Henry George School of Social Science
Spring 2024
Explain the following terminology used by Kelton in Chapter 2:
Fiat currency
Cost-push and demand-pull drivers of inflation
Federal Reserve dual mandate
Functional finance
Automatic stabilizer
In Chapter 2, Kelton discusses certain concepts from orthodox economics but is highly critical of them. In your own words, describe these concepts and Kelton's criticism of them.
Monetarism
Natural rate of unemployment
From the MMT perspective, the political slogan, "Tax the rich to pay for the Green New Deal," is problematic. Why?

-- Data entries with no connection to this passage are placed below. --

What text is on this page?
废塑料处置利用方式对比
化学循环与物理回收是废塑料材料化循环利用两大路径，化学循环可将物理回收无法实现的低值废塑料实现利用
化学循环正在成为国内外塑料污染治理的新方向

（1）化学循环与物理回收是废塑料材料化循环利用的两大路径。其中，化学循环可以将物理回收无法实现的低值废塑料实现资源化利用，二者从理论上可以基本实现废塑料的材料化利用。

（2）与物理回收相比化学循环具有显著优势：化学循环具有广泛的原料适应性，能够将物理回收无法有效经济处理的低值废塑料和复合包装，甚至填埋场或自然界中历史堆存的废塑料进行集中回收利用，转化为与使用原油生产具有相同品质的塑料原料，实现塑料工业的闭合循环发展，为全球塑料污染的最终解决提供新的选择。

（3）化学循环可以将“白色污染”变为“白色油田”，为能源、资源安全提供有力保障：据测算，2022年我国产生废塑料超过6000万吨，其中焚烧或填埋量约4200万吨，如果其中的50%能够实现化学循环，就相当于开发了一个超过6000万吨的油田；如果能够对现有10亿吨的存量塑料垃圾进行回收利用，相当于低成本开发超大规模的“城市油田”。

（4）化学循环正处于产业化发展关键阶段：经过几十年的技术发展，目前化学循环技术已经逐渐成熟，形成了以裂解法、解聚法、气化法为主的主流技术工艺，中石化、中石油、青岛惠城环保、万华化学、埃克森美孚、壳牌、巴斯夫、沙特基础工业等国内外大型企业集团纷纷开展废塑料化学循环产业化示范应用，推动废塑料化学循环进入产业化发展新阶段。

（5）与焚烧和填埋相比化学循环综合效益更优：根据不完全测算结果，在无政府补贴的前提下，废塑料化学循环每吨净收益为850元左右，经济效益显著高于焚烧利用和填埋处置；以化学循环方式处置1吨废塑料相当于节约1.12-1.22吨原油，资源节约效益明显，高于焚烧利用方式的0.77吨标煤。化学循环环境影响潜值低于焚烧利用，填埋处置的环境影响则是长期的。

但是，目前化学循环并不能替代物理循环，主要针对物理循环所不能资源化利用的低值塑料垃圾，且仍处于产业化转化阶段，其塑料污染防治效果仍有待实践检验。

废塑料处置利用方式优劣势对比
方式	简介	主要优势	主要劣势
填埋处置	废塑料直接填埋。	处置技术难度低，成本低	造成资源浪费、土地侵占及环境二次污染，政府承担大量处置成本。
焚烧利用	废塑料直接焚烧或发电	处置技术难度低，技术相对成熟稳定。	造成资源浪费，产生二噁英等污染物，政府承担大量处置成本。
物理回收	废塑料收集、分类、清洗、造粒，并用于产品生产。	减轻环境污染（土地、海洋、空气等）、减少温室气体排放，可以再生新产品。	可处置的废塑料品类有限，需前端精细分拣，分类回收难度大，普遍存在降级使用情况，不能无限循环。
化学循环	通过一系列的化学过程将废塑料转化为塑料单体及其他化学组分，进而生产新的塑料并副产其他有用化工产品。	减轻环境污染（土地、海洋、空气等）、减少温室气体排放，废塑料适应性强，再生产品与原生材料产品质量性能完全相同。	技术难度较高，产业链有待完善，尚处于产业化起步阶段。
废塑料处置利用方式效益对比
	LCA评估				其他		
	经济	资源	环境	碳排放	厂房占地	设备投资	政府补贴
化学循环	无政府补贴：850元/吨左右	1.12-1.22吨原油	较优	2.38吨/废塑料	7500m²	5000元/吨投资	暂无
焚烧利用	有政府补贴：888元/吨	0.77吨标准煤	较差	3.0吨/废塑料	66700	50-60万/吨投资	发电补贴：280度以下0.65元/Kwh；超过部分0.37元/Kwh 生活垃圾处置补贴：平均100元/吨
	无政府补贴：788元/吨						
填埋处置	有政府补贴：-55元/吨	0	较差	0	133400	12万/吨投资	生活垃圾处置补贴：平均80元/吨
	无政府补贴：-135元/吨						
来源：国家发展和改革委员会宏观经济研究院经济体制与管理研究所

In Chapter 2 Kelton introduces the concept of the the Federal Job Guarantee (JG).
What is the connection between the a federal Job Guarantee and the U.S.'s monetary sovereignty?
Why would the JG have to be financed by the federal government?
How would the JG stabilize inflation?
What would be the difference between the JG wage and current federal/state/local minimum wage laws?
Kelton writes, "The threat to our common well-being isn't the budget deficit. It's excessive inflation." (69) "[U]nder current budgeting procedures, Congress doesn't have to consider inflation risk when it wants to spend more." (70) How would consideration of inflation risk be integrated into the federal budgetary decision-making process?